Her strength lay originally in her own performances. Their intensity enabled her to draw the audience along with her. The restrained classical dance movements -repetitive and clearly marked- also gave her work an aura of pure beauty. To this was added rigid timing with digitally precise transitions. Her choreographic talents were expressed more clearly in her group pieces, in which Marien Jongewaard was increasingly involved. His influence was already evident in ZWARTE BLOESEM (Black Blossom), in which the then forty- year- old dancer surrounded herself with three young black men. With this trio she danced a bold game of black versus white, old versus young, woman versus man. The sexual undertone was subtle, while the political comment, with the bluster of Mussolini and Archie Shepp's jazz pamphlet MAMA ROSE, was explicit. This protest against the inequality of men and women, rich and poor, black and white, and against the superficiality and superiority of Western society played an even more important part in the group pieces she made later, with Jongewaard as co-creator and dramaturge. WONDERFUL WORLD, GOODBYE BODY and TRUUS BRONKHORST, MARIEN JONGEWAARD… AND FRIENDS were cynical in tone and raw in form. They were confrontational, as a result of their emphasis on the physical violence between men, as for example expressed in the duet of hitting and hitting back by Jean- Louis Barning and Jakob Nissen. Looking back, this trilogy, together with the all- male piece 1,1,1-,2-,3-,4-, formed the transition to THE FALL, SOUL and MONGOOLSE DANSEN (Mongolian dances).

In these last group pieces Bronkhorst and Jongewaard rediscovered the balance between beauty and drama. They zoomed in on male behaviour, with all its bravura , vulnerability, vanity and tenderness, in which a touch of homo -eroticism also played a part. They equally reflected their rage about the world's trouble spots. They contained a remarkably large proportion of pure dance. The longer passages drew their strength from the repetition of very meticulous patterns and formations of movement whose classical lucidity was reminiscent of Hans van Manen.

Simplicity of design remained an essential characteristic of all her work, as did the thematically selected music. In the latter case she displayed from the very beginning the taste of a true eclectic: choosing music by the chansonnier Jacques Brel and the soul queen Nina Simone, by the medieval Hildegard von Bingen and the experimental Olga Gubaidulina, by the avant-garde rock musician Jimi Hendrix and his post-modern successor Prince, by Arvo Part and Erik Satie and even Mozart's entire REQUIEM in each case setting the right tone for her dance.

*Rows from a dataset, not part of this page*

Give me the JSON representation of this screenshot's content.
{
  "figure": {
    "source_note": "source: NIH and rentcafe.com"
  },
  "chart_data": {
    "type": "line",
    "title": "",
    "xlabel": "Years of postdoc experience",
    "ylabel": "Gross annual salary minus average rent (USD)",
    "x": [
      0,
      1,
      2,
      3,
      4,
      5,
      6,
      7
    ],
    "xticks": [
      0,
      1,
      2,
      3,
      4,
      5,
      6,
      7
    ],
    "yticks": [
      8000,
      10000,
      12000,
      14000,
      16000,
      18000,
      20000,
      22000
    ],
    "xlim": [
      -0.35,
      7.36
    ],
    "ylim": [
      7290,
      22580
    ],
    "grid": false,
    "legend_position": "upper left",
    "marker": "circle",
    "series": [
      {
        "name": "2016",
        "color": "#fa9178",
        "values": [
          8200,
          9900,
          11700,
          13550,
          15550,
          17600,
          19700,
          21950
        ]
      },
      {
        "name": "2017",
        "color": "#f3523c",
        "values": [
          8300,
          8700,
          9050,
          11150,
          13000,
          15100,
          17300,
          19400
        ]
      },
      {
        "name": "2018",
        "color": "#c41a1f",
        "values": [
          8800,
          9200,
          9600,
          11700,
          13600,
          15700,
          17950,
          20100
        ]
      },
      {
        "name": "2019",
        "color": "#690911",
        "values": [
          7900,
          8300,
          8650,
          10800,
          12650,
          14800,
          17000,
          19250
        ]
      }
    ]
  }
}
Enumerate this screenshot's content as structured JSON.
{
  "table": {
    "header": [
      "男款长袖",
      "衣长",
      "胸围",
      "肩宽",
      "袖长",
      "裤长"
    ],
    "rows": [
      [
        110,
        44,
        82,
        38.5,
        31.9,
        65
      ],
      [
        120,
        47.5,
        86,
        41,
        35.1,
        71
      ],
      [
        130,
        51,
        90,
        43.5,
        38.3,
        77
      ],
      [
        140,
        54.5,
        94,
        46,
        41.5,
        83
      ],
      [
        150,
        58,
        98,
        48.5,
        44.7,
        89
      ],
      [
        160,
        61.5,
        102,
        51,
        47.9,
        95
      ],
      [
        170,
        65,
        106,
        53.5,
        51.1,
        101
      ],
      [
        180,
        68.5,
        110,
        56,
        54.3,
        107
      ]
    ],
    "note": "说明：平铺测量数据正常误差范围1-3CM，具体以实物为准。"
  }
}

Truus Bronkhorst no longer dances herself, but she has succeeded in transferring her expressive and yet succinct idiom, surprisingly enough, to men, including not only the masculine Barning and Nissen but also the feminine Marc van Loon. Three black dancers, the powerful Ian Butler, the slight Percy Kruythoff and the muscled Jacques Laurent Madiba have recently given a dark import to this expressiveness.